High-Entropy Superconductors’ Behavior may be Explained by “Glassiness” and “Blurriness”

High-Entropy Superconductors’ Behavior may be Explained by “Glassiness” and “Blurriness”

A high-entropy superconductor refers to a type of superconducting material that exhibits superconductivity at relatively high temperatures. Superconductivity is a phenomenon in which certain materials can conduct electric current without any resistance, resulting in the lossless flow of electricity.

Tokyo Metropolitan University researchers have found hints that can help us comprehend the behavior of high-entropy metal telluride superconductors. They discovered that the peculiar pressure dependence of the critical temperature at which superconductivity emerges was caused by characteristics resembling those of glasses, solids with an amorphous structure, and “blurry” electronic states, brought on by disorder in the atomic structure.

This could indicate a linkage between electrons and atomic lattice vibrations that would result in novel superconductivity mechanisms. The research is published in the journal Materials Today Physics.

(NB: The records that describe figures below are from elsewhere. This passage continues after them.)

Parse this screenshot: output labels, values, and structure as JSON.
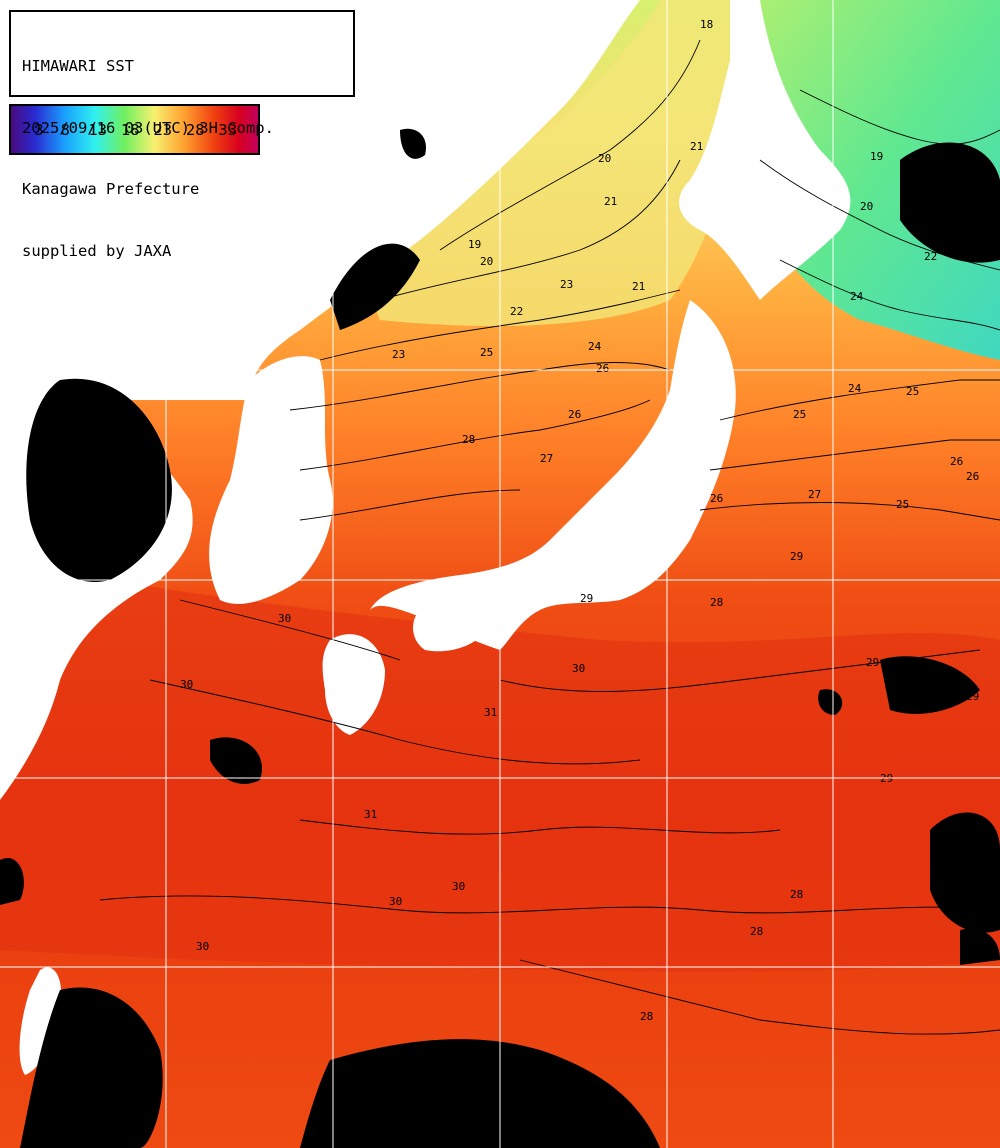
{
  "header": {
    "line1": "HIMAWARI SST",
    "line2": "2025/09/16 03(UTC) 3H Comp.",
    "line3": "Kanagawa Prefecture",
    "line4": "supplied by JAXA"
  },
  "legend": {
    "ticks": [
      "3",
      "8",
      "13",
      "18",
      "23",
      "28",
      "33"
    ],
    "gradient_colors": [
      "#3a0a6a",
      "#2020c0",
      "#1a9aff",
      "#30e8e8",
      "#60f060",
      "#f0f070",
      "#ffa030",
      "#f04010",
      "#d00020",
      "#c00060"
    ]
  },
  "map": {
    "land_color": "#ffffff",
    "cloud_color": "#000000",
    "grid_color": "#ffffff",
    "contour_color": "#000000",
    "contour_labels": [
      "18",
      "19",
      "20",
      "21",
      "20",
      "21",
      "22",
      "23",
      "24",
      "25",
      "26",
      "26",
      "25",
      "27",
      "28",
      "29",
      "30",
      "30",
      "29",
      "31",
      "30",
      "31",
      "30",
      "29",
      "28",
      "26",
      "25",
      "24",
      "27",
      "29",
      "28",
      "30",
      "30",
      "28",
      "29",
      "28",
      "26",
      "26",
      "25",
      "24",
      "22",
      "20",
      "19",
      "21",
      "23"
    ]
  }
}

Entropy is a measure of disorder. Entropy is a measure of how many possible configurations there are in a system, be they individuals in a line, components in a mixture, or building blocks in a polymer chain. The same applies to a unique class of alloys known as high-entropy alloys (HEAs).

Tellurium and metal ions are typically organized in a low-entropy, ordered crystal structure in a substance like metal telluride. There are numerous ways to fill the metal sites if a single type of metal is swapped out for a mixture of five distinct metals. This leads to a high-entropy (or high entropy-of-mixing) state, with unique physical properties.

The unique aspect of high-entropy superconductors is that their disorderly atomic structure can potentially enhance superconducting properties. The presence of disorder disrupts the lattice and can lead to the formation of new electronic states that support superconductivity at higher temperatures.

A team led by Associate Professor Yoshikazu Mizuguchi of Tokyo Metropolitan University has been studying the superconductivity of high-entropy metal telluride. In more traditional materials, the critical temperature (Tc) below which superconductivity emerges is known to drop with increasing pressure at high pressures.

The superconductivity of metal telluride high-entropy alloys, on the other hand, was recently discovered to be especially robust at high pressure, with a Tc that did not significantly diminish as the pressure was ramped up higher.

Now, the team has begun to figure out why by measuring and simulating the atomic structure, as well as what energies the electrons like to take (the band structure). It seems that the disorder brought about by the variety of metals that can occupy the metal sites has significant effects on its characteristics.

For instance, just like the many modes of vibration on a guitar string, the ways in which the atoms in the crystalline lattice might vibrate in a typical crystal are frequently restricted to specific frequencies.

However, a simulation of the density of states, a map of the frequencies at which the atomic structure prefers to vibrate, revealed a highly wide structure and not a succession of peaks because of the disorder in how the metal sites are filled. This is typical of glasses, solids with a disordered structure, but not of crystalline materials like metal telluride.

The energy of states in which electrons can lie were widened in a manner comparable to this in the band structure. This was also found to correlate with real, experimentally measured local structural disorder using X-ray diffraction techniques.

It was discovered, however, that the glassiness and blurriness only really show up when the entropy of the metal telluride structure is considerable. The critical temperature no longer decreasing with pressure was also related to this.

The research team hypothesizes a novel coupling between the superconducting properties, the vibrational behavior of the atomic lattice, and the behavior of the material’s electrons. To continue their hunt for novel mechanisms that might explain how superconductivity functions, they are currently focusing on trials with single crystals of high-entropy telluride.